Née en 1962, Zora del Buono a vécu à Zurich puis à Berlin. Après des études d’architecture à l’EPFZ, elle a travaillé durant plusieurs années comme architecte et cheffe de chantier avant de se consacrer uniquement à l’écriture.
En 1996, elle est l’une des fondatrices de la revue Mare, où elle occupe d’abord la fonction de rédactrice culturelle puis devient rédactrice en chef suppléante en 2008.
Son premier roman Canitz’ Verlangen (Le Désir de Canitz, inédit en français) paraît en 2008.

Nous publions ici un extrait de son deuxième roman, Big Sue.

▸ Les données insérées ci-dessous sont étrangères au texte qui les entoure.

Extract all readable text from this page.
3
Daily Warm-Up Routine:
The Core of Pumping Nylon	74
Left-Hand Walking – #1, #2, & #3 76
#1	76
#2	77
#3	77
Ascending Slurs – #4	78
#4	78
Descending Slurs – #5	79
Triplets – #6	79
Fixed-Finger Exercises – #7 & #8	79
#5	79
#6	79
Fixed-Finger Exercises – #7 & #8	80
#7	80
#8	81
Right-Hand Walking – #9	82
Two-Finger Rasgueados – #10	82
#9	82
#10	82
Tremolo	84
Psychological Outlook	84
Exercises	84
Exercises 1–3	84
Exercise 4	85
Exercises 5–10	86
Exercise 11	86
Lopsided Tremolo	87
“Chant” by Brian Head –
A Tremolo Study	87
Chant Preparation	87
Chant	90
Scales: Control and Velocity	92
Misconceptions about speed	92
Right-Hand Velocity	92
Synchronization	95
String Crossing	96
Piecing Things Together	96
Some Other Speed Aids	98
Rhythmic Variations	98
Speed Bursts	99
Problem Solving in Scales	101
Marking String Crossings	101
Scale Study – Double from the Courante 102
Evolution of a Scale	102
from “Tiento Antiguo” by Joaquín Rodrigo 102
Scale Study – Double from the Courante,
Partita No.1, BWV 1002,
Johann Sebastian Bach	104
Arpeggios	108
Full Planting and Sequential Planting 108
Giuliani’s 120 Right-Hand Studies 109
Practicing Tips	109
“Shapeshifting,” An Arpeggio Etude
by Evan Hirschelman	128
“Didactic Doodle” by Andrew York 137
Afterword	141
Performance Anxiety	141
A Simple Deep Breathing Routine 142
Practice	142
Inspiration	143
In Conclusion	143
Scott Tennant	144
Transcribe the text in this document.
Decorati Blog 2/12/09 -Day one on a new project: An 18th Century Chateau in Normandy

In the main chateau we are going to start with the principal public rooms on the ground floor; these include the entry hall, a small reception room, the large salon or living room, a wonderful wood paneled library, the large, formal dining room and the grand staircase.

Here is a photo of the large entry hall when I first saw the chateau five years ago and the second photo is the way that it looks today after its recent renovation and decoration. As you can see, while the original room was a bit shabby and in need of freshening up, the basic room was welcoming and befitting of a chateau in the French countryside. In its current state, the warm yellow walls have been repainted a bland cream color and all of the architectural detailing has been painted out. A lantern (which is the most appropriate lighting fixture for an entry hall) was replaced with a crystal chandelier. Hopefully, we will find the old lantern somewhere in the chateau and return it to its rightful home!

Un historien de l’art suisse fuyant le scandale entourant son père, écrivain de génie, et une journaliste allemande chargée de faire des recherches sur le gullah, la langue et la culture des descendants des anciens esclaves, se retrouvent en Géorgie. Très rapidement, ils se laissent envoûter par les mystères d’une vieille villa sur Humphrey Island où des événements étranges semblent se passer sur arrière-fond nocturne de gémissements à consonance sexuelle. Petit à petit, malgré la moiteur du climat et l’omniprésence des fourrés et des marais inextricables, un lourd passé marqué par l’esclavage et l’abus de pouvoir vient au jour, transformant à jamais les personnes qui s’y trouvent confrontées.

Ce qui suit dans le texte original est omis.